A multidrug resistance gene (mdr) has been cloned from Streptomyces pristinaespiralis, a producer of two antibiotics having synergistic activities together known as pristinamycin. This gene, ptr, provides resistance not only to two structurally dissimilar compounds (pristinamycin I, PI; pristinamycin II, PII) and the natural pristinamycin mixture but also to rifampicin. Mutagenesis and subcloning of ptr localized it to a 2 kb region which was sequenced and analyzed. It contained an open reading frame of 1506 bp which encoded a putative membrane protein with 14 hydrophobic domains, and showed sequence similarity to a superfamily of bacterial proteins that employ transmembrane electrochemical gradients to catalyse active efflux of various antibiotics and toxic compounds. Ptr was most similar to a subfamily which included other mdr genes and antibiotic transport genes associated with antibiotic biosynthetic gene clusters in actinomycetes. In vitro coupled transcription-translation experiments were used to identify the ptr gene product. Analysis of the upstream region did not reveal a divergently transcribed repressor gene, as is the case for several related resistance determinants involved in antibiotic transport, suggesting that ptr is regulated by a different mechanism. Transcriptional analyses of this gene, carried out in both S. pristinaespiralis and Streptomyces lividans, indicated the same transcriptional start point and predicted -10 and -35 hexamers which were somewhat similar to Streptomyces vegetative-type promoters.

Unusual regulatory mechanism for a Streptomyces multidrug resistance gene, ptr, involving three homologous protein-binding sites overlapping the promoter region.

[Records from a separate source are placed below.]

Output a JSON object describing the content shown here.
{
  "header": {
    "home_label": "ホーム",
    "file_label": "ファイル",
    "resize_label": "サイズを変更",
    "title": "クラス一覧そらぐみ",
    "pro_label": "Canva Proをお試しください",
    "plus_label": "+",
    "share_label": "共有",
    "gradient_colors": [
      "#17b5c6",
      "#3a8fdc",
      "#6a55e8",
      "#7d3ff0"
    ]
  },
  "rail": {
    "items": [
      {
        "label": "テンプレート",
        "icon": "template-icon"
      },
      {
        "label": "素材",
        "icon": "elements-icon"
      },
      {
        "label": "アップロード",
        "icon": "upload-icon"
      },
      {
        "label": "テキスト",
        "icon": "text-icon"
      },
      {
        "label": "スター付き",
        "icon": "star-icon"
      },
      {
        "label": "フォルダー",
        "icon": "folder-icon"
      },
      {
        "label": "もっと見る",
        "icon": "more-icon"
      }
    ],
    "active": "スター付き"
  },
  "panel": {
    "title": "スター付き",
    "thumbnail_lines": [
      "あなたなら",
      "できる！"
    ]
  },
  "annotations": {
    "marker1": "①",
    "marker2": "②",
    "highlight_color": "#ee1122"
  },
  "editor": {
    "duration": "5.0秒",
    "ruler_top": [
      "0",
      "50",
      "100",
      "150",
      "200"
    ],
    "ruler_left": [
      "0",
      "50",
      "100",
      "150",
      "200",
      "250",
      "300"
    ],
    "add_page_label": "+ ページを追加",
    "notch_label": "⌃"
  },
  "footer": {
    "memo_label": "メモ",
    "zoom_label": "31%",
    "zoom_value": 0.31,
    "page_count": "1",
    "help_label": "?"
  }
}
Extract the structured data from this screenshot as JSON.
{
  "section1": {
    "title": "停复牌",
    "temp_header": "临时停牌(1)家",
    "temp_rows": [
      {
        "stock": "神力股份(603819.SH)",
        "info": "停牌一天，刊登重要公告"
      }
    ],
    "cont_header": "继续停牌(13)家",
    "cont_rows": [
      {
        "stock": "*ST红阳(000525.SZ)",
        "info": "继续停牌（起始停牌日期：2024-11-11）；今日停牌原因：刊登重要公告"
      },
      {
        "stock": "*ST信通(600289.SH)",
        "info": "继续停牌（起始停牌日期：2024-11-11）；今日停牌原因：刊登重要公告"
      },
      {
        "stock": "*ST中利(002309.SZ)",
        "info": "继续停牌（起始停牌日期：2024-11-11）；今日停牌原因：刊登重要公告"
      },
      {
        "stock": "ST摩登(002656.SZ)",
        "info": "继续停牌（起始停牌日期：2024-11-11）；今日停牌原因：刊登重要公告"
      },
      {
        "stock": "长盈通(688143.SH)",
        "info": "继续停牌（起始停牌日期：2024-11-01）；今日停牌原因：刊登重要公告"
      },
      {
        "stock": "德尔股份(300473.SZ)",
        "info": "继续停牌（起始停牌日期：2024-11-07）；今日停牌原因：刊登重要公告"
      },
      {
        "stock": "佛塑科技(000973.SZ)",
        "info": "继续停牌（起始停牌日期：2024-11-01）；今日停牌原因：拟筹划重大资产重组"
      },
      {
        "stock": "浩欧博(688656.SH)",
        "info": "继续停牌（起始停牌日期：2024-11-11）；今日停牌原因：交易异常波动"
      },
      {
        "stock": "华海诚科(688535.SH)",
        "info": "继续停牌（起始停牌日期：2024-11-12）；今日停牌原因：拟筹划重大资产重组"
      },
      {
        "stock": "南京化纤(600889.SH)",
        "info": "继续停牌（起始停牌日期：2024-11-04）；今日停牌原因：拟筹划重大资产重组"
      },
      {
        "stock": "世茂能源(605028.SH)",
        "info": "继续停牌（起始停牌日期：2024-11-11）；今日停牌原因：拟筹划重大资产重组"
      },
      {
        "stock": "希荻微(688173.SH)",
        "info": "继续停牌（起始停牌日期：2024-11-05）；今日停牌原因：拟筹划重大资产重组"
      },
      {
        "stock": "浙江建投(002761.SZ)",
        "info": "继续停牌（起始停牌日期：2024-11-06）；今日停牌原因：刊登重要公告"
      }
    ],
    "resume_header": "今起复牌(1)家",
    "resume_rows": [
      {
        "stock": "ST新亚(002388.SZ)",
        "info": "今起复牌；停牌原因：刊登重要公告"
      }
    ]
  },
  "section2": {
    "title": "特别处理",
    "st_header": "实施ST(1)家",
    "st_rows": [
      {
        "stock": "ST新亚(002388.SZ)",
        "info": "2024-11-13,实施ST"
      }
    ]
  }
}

A promoter controlling expression of the pristinamycin multidrug resistance gene (ptr), originally isolated from Streptomyces pristinaespiralis, is inducible by many toxic compounds in various Streptomyces species. Studies of ptr promoter control were carried out in the heterologous host, Streptomyces lividans. In S. lividans, a regulatory protein or a protein complex (Pip), identified by its ability to bind to the ptr promoter in gel-retardation experiments, was induced by pristinamycin I (PI). In situ copper-phenanthroline footprinting analysis identified three (A, B, and C) similar Pip-binding sites having the sequence GTACA(C/G)CGTA(C/T). These sites overlapped with functionally important regions of the promoter: the 'A' site overlapped with the -35 hexamer, 'B' overlapped with the -10 hexamer and 'C' was located between the transcription start site and the Shine-Dalgarno sequence. A GT-AG dinucleotide mutation was introduced at positions 8-9 of the consensus sequence to generate seven variant promoters: three mutated in one of the three sites, three mutated in two sites, and one mutated in all three sites. Whereas these promoters had reduced antibiotic (PI)-induced activity, their levels of expression in the absence of PI was higher. This suggested an unusual regulatory mechanism in which Pip could act either as an activator or repressor. Gel shift experiments revealed Pip or its homologues in many other Streptomyces species, suggesting that it is widely employed in the regulation of antibiotic resistance genes and perhaps secondary metabolism.